In developing our proposal, we considered other approaches for determining the information that would be subject to the privacy standards. We considered but rejected limiting the scope of the proposal to information in electronic form. For the reasons discussed above, such a narrow interpretation would render the standards nearly meaningless. We also considered applying the privacy standards to all individually identifiable health information in any form maintained or transmitted by a covered entity. There are clear advantages to this approach, including permitting covered entities to treat all individually identifiable health information under the same standards. We rejected that approach in favor of our proposed approach which we believe is more focused at the public concerns over health information confidentiality in an electronic communications age. We also were concerned about imposing additional burden with respect to health information that was less likely to present privacy concerns: paper records that are never reduced to electronic form are less likely to become disseminated broadly throughout the health care system. We invite comment on the approach that we are proposing and on whether alternate approaches to determining the health information that would be subject to this regulation would be more appropriate.

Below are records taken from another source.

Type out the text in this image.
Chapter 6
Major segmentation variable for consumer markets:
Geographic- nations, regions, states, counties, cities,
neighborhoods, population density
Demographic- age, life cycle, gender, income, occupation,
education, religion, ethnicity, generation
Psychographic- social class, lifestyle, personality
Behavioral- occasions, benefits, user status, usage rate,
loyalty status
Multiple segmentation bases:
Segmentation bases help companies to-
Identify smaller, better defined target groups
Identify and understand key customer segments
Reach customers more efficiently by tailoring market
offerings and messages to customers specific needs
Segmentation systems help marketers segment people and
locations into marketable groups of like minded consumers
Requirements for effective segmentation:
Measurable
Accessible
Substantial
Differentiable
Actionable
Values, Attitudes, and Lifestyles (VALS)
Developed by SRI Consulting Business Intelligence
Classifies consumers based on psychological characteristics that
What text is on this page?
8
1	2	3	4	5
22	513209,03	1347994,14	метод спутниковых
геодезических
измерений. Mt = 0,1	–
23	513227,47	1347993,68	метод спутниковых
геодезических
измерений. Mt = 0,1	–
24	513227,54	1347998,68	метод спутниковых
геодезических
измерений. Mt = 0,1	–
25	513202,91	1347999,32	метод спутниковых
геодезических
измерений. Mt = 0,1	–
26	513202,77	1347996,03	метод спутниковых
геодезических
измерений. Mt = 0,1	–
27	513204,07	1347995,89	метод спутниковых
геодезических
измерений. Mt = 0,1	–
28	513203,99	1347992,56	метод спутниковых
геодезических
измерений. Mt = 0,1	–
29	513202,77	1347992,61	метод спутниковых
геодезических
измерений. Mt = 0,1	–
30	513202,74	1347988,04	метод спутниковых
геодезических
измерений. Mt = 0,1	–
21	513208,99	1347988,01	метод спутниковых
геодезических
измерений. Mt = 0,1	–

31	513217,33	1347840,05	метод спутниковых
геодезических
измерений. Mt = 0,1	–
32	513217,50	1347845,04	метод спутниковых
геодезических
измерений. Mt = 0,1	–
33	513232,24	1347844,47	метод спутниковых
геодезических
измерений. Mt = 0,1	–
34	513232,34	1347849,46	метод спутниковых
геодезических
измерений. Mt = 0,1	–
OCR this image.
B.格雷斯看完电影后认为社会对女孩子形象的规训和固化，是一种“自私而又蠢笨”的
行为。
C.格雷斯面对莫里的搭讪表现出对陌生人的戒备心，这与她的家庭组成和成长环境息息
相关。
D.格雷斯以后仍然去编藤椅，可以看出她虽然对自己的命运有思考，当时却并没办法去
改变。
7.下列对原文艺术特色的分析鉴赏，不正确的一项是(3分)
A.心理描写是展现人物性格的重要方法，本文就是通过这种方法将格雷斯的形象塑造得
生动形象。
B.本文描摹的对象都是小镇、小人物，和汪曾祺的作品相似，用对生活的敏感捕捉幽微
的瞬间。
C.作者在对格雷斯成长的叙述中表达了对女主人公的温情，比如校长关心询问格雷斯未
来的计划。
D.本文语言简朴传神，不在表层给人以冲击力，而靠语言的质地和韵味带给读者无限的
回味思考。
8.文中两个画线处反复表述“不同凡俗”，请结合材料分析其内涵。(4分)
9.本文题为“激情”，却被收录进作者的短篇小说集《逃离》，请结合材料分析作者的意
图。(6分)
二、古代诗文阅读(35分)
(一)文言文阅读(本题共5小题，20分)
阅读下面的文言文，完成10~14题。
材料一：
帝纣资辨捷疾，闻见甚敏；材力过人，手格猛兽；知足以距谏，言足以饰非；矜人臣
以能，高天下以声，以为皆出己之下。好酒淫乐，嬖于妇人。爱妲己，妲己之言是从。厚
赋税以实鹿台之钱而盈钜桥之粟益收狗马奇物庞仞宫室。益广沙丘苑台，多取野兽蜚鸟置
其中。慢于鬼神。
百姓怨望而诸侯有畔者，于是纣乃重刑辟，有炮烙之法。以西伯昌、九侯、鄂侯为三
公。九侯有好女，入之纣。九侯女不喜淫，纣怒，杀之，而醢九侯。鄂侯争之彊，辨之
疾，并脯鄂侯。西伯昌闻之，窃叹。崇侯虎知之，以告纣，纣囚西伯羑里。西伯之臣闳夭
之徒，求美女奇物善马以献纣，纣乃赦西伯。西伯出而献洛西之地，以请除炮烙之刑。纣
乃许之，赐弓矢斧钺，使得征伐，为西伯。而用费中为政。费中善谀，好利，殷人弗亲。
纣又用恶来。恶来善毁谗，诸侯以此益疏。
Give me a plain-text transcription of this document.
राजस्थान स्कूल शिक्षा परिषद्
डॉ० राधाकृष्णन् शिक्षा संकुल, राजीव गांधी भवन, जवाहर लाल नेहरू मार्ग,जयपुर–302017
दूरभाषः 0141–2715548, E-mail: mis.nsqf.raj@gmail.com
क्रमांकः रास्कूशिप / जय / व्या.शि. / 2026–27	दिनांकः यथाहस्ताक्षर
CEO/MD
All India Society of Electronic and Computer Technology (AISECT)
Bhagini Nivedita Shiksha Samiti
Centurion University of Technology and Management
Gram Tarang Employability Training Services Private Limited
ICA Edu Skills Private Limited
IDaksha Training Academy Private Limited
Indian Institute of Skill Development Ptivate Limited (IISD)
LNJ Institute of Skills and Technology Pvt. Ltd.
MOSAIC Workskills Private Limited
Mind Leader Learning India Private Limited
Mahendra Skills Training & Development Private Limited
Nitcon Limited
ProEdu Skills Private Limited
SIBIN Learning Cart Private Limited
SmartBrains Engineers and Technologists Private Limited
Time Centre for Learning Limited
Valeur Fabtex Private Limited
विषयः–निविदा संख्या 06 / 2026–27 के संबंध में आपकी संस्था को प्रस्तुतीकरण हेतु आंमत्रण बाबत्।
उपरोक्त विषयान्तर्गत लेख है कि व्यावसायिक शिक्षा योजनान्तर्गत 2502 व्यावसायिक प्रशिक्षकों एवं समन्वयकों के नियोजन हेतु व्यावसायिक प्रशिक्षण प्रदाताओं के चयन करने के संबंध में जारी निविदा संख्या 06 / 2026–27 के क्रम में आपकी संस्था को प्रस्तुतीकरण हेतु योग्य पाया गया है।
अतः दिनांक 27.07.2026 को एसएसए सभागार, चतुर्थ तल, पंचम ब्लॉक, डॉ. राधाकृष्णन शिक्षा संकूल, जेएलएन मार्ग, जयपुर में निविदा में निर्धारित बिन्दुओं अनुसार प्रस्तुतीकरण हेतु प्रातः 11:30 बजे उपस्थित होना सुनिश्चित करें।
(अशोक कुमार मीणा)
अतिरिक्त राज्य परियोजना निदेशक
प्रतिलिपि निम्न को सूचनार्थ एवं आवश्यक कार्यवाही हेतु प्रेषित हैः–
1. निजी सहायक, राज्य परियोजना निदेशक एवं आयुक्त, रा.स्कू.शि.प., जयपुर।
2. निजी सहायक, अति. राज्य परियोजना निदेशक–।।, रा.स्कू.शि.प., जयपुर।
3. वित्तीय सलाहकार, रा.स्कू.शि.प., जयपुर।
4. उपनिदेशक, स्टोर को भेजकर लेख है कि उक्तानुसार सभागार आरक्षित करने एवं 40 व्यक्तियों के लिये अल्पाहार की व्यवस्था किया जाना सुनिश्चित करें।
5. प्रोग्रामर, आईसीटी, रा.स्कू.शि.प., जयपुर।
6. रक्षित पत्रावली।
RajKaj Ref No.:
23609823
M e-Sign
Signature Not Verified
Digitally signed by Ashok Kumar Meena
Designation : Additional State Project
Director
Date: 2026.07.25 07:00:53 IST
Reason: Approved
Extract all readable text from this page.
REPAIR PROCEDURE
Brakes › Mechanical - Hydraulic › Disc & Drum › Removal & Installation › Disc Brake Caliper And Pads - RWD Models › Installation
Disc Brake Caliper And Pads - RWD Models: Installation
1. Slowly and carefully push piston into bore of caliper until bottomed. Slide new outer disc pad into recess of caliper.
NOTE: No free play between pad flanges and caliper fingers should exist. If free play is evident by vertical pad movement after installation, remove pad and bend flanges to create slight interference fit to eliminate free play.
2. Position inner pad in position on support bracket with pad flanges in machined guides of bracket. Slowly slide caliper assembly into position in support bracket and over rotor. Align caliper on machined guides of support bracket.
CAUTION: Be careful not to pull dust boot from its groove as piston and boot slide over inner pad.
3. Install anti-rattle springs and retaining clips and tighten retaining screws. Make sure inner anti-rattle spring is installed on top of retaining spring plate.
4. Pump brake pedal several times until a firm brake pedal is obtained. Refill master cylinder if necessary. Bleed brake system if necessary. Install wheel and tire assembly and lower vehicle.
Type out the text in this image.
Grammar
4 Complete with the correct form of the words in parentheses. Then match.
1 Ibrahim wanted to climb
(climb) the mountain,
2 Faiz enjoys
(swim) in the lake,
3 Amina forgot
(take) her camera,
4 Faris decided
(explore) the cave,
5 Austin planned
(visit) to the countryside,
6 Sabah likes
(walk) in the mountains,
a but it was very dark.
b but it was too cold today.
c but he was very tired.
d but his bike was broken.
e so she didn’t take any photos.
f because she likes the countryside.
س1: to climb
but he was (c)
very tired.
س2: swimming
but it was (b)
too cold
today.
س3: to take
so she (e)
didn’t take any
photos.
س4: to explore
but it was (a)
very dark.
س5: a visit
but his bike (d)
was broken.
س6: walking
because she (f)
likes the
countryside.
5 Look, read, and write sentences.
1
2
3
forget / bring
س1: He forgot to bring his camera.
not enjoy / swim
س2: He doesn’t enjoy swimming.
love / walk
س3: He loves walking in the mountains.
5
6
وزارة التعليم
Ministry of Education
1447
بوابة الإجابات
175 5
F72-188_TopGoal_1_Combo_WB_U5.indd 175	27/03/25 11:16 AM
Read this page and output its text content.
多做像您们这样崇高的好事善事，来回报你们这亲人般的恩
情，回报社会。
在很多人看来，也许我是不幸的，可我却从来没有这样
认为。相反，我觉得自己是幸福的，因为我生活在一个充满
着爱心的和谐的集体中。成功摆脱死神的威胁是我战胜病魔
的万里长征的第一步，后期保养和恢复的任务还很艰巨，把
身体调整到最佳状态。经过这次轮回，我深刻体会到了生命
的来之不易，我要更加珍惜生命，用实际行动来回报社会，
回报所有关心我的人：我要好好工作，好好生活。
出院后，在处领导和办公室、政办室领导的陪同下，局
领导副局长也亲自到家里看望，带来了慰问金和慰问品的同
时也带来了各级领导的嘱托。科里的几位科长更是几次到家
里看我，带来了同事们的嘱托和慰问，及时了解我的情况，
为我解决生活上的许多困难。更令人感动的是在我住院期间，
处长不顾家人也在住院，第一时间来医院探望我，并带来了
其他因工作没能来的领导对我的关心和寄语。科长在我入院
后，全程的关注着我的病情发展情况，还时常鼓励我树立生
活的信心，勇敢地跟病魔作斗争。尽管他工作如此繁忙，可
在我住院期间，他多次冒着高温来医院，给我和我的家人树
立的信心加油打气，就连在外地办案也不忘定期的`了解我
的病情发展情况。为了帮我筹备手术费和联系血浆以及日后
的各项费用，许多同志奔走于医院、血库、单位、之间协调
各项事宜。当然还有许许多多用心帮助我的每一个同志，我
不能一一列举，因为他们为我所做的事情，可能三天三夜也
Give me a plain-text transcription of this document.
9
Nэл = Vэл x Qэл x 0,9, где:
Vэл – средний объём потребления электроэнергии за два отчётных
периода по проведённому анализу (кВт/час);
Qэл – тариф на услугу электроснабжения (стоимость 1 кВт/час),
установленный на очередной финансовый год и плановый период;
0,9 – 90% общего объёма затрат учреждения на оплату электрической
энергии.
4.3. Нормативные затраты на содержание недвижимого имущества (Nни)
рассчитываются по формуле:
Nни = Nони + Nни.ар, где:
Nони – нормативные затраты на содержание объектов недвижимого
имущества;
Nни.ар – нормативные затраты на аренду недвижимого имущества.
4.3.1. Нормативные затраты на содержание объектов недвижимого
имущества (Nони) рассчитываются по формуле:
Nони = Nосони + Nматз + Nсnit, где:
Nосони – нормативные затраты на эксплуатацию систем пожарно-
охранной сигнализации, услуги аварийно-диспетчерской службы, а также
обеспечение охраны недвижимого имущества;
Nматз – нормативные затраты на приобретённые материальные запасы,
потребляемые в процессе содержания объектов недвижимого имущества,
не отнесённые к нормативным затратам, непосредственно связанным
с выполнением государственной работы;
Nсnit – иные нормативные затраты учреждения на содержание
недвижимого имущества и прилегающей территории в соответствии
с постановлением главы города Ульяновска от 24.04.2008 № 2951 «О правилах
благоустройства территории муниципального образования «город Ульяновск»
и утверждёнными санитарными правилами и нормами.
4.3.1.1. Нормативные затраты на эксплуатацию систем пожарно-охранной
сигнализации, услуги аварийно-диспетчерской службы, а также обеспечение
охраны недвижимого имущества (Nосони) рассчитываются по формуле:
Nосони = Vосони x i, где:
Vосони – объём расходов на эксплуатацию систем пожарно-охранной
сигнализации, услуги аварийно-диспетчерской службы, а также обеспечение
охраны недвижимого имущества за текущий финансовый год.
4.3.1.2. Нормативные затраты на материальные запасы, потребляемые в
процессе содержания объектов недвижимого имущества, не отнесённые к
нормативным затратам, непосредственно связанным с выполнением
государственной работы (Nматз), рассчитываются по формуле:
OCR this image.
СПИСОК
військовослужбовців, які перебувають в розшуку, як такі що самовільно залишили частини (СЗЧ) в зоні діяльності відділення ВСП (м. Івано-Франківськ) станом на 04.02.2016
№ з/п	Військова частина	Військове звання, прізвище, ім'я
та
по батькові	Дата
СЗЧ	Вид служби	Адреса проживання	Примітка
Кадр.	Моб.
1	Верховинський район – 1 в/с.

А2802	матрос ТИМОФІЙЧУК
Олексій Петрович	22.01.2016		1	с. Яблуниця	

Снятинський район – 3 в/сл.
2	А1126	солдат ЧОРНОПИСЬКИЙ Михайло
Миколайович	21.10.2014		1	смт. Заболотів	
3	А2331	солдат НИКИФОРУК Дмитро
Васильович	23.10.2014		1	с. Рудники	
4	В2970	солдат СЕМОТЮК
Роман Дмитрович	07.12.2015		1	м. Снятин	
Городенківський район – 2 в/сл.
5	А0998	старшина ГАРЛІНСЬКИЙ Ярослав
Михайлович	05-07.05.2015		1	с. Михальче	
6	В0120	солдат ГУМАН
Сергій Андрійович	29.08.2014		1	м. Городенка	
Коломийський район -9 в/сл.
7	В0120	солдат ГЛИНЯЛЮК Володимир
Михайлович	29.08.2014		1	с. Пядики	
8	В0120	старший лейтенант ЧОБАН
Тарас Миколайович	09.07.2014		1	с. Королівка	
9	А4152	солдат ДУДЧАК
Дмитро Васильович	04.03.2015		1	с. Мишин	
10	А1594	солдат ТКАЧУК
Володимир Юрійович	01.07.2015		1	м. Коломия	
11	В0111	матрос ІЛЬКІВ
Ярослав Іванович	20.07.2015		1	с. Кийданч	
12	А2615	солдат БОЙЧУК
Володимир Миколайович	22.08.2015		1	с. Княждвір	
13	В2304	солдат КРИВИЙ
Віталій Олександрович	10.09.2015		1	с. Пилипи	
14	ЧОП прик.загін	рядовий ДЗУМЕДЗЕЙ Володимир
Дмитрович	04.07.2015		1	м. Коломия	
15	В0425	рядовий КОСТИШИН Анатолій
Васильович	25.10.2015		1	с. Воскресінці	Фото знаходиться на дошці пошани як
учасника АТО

We also considered making use of other statutory authorities under which we impose general operating or management conditions for programs (e.g., Medicare, grant programs) to enhance these proposed privacy protections. Doing so could enable us to apply these privacy standards to a wider range of entities than are currently affected, such as health care providers who do not transmit standard transactions electronically. We use many other authorities now to impose confidentiality and privacy requirements, although the current rules lack consistency. It is not clear whether using these other authorities would create more uniform protections or expanded enforcement options. Therefore we request comment on the concept of drawing on other authorities to amplify the protections of these privacy standards.